Figure 6:. Mitochondrial Genome Assessment Using EGP on Illumina Short-Read Whole-Genome Sequencing Data.

A) Maximum likelihood tree of mitochondrial genomes for all individuals sequenced in this study. The evolutionary history was inferred by using the Maximum Likelihood method and Tamura-Nei model. The tree with the highest log likelihood (−29132.73) is shown. Initial tree(s) for the heuristic search were obtained automatically by applying Neighbor-Join and BioNJ algorithms to a matrix of pairwise distances estimated using the Tamura-Nei model and then selecting the topology with superior log likelihood value. The tree is drawn to scale, with branch lengths measured in the number of substitutions per site. This analysis involved 98 nucleotide sequences. Codon positions included were 1st+2nd+3rd+Noncoding. There was a total of 16569 positions in the final dataset. Analyses were conducted in MEGA X. All familial relationships are confirmed in this analysis and individuals NA05067 and NA03226 are identified as the same individual. B) Mitochondrial genome copy number estimates specifically for individuals with WGS on blood-derived DNA. The data for the 1,801 controls is from 1,801 unaffected children that had previously been analyzed with EGP. There is a significantly higher mitochondrial genome copy number in individuals with 9p deletion syndrome (271.4 ± 58.7) than in controls (220.7 ± 32.4) (Mann Whitney U p = 3.9 × 10⁻¹⁵).

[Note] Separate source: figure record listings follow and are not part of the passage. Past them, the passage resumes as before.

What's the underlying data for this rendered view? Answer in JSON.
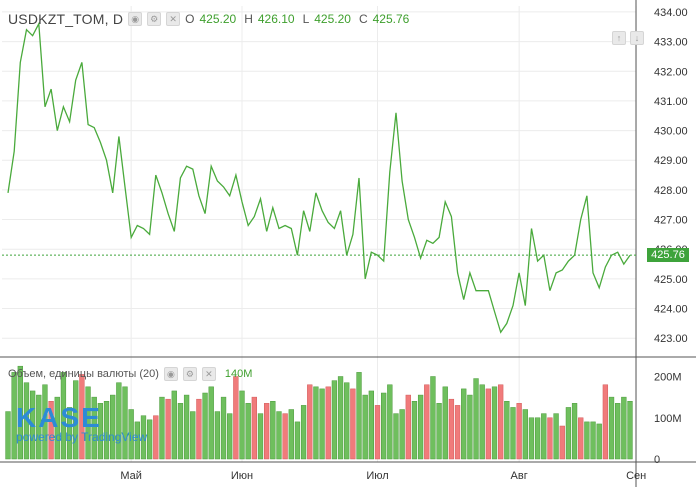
{
  "header": {
    "symbol": "USDKZT_TOM, D",
    "open_label": "O",
    "open": "425.20",
    "high_label": "H",
    "high": "426.10",
    "low_label": "L",
    "low": "425.20",
    "close_label": "C",
    "close": "425.76"
  },
  "volume_legend": {
    "label": "Объем, единицы валюты (20)",
    "value": "140M"
  },
  "last_price": "425.76",
  "logo": {
    "text": "KASE",
    "powered": "powered by TradingView"
  },
  "colors": {
    "line": "#4aaa3c",
    "up": "#6fbf5e",
    "down": "#f07b7b",
    "grid": "#ececec",
    "last": "#3ea33b"
  },
  "chart_data": {
    "type": "line",
    "series": [
      {
        "values": [
          427.9,
          429.3,
          432.3,
          433.4,
          433.2,
          433.6,
          430.8,
          431.4,
          430.0,
          430.8,
          430.3,
          431.7,
          432.3,
          430.2,
          430.1,
          429.6,
          429.0,
          427.9,
          429.8,
          428.1,
          426.4,
          426.8,
          426.7,
          426.5,
          428.5,
          427.9,
          427.2,
          426.6,
          428.4,
          428.8,
          428.7,
          427.8,
          427.2,
          428.8,
          428.3,
          428.1,
          427.8,
          428.5,
          427.6,
          426.8,
          427.1,
          427.7,
          426.6,
          427.4,
          426.7,
          426.8,
          426.7,
          425.8,
          427.3,
          426.6,
          427.9,
          427.3,
          426.9,
          426.7,
          427.3,
          425.8,
          426.5,
          428.4,
          425.0,
          425.9,
          425.8,
          425.6,
          428.6,
          430.6,
          428.3,
          427.0,
          426.4,
          425.7,
          426.3,
          426.2,
          426.4,
          427.6,
          427.1,
          425.2,
          424.3,
          425.2,
          424.6,
          424.6,
          424.6,
          423.9,
          423.2,
          423.5,
          424.1,
          425.2,
          424.1,
          426.7,
          425.6,
          425.8,
          424.6,
          425.2,
          425.3,
          425.6,
          425.8,
          427.0,
          427.8,
          425.2,
          424.7,
          425.4,
          425.8,
          425.9,
          425.5,
          425.8
        ]
      }
    ],
    "volume": {
      "values": [
        115,
        210,
        225,
        185,
        165,
        155,
        180,
        140,
        150,
        210,
        125,
        190,
        205,
        175,
        150,
        135,
        140,
        155,
        185,
        175,
        120,
        90,
        105,
        95,
        105,
        150,
        145,
        165,
        135,
        155,
        115,
        145,
        160,
        175,
        115,
        150,
        110,
        200,
        165,
        135,
        150,
        110,
        135,
        140,
        115,
        110,
        120,
        90,
        130,
        180,
        175,
        170,
        175,
        190,
        200,
        185,
        170,
        210,
        155,
        165,
        130,
        160,
        180,
        110,
        120,
        155,
        140,
        155,
        180,
        200,
        135,
        175,
        145,
        130,
        170,
        155,
        195,
        180,
        170,
        175,
        180,
        140,
        125,
        135,
        120,
        100,
        100,
        110,
        100,
        110,
        80,
        125,
        135,
        100,
        90,
        90,
        85,
        180,
        150,
        135,
        150,
        140
      ],
      "direction": [
        "u",
        "u",
        "u",
        "u",
        "u",
        "u",
        "u",
        "d",
        "u",
        "u",
        "u",
        "u",
        "d",
        "u",
        "u",
        "u",
        "u",
        "u",
        "u",
        "u",
        "u",
        "u",
        "u",
        "u",
        "d",
        "u",
        "d",
        "u",
        "u",
        "u",
        "u",
        "d",
        "u",
        "u",
        "u",
        "u",
        "u",
        "d",
        "u",
        "u",
        "d",
        "u",
        "d",
        "u",
        "u",
        "d",
        "u",
        "u",
        "u",
        "d",
        "u",
        "u",
        "d",
        "u",
        "u",
        "u",
        "d",
        "u",
        "u",
        "u",
        "d",
        "u",
        "u",
        "u",
        "u",
        "d",
        "u",
        "u",
        "d",
        "u",
        "u",
        "u",
        "d",
        "d",
        "u",
        "u",
        "u",
        "u",
        "d",
        "u",
        "d",
        "u",
        "u",
        "d",
        "u",
        "u",
        "u",
        "u",
        "d",
        "u",
        "d",
        "u",
        "u",
        "d",
        "u",
        "u",
        "u",
        "d",
        "u",
        "u",
        "u",
        "u"
      ]
    },
    "price_axis": {
      "ticks": [
        423.0,
        424.0,
        425.0,
        426.0,
        427.0,
        428.0,
        429.0,
        430.0,
        431.0,
        432.0,
        433.0,
        434.0
      ],
      "range": [
        422.4,
        434.2
      ]
    },
    "volume_axis": {
      "ticks": [
        "0",
        "100M",
        "200M"
      ],
      "range": [
        0,
        240
      ]
    },
    "x_axis": {
      "ticks": [
        {
          "label": "Май",
          "idx": 20
        },
        {
          "label": "Июн",
          "idx": 38
        },
        {
          "label": "Июл",
          "idx": 60
        },
        {
          "label": "Авг",
          "idx": 83
        },
        {
          "label": "Сен",
          "idx": 102
        }
      ]
    }
  }
}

Figure 7.. Copy Number Status of 24 Top Priority Genes in 9p Deletion Syndrome.

Each box represents the copy number across the entire gene (rows) for a given individual (columns). Orange means the individual has a deletion that gene and white means they do not. The genes are sorted by the most individuals containing a deletion in the gene to the least. Note that smaller deletions within these genes are not represented in these estimates.